Mean Squared Error (MSE) is a naive way of calculating absolute value differences between a query and a target. It adds up the differences in value from the target at each point. Series that are numerically very similar will match if you use MSE. It is also the fastest of the available matching algorithms, although may still be slow if you are conducting partial matching (you have checked the X Position invariant), as it must determine the cheapest x position by naively shifting your sketch around. The shorter the sketch, the more places it has to try.
The Hough Transform (Hough) is an algorithm from computer vision for locating shapes and patterns. Essentially, each point on the sketch will “vote” on where it believes the center of the best match to be, given its current location when aligned to a particular time series.

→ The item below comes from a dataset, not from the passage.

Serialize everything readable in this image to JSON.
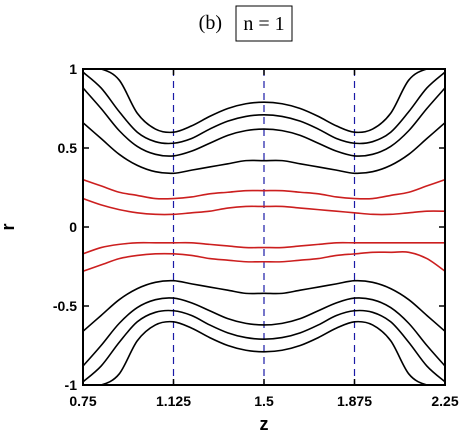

The place with the most votes is the best match. This means that outliers or sharp features in the sketch may be “drowned out” by the votes of other portions of the sketch. The longer the sketch, the more voting has to be done.
Dynamic Time Warping (DTW) finds the cheapest non-linear time warp from your sketch to a particular time series. This is very useful if there are characteristic patterns you are looking for, but these patterns may be arbitrarily separated or compressed in time. An example is a crash in stock price: a stock might crash over a matter of hours, or over a matter of days. By drawing a linear decrease, and selecting DTW, all of these crashes could be located. The longer the sketch, the more complicated the warp that must be calculated.
We have included a number of default datasets on github pages. Somes ones to try:
- Google n grams (default): The top 1000 most popular words in the google books corpus, with frequency information from 1800 onward.
- Stocks: Sample stock information for a period of one year, August 2009-2010.
- U.S. Government Agencies: The yearly budget of every agency of the U.S. government, 1976-2020(projected).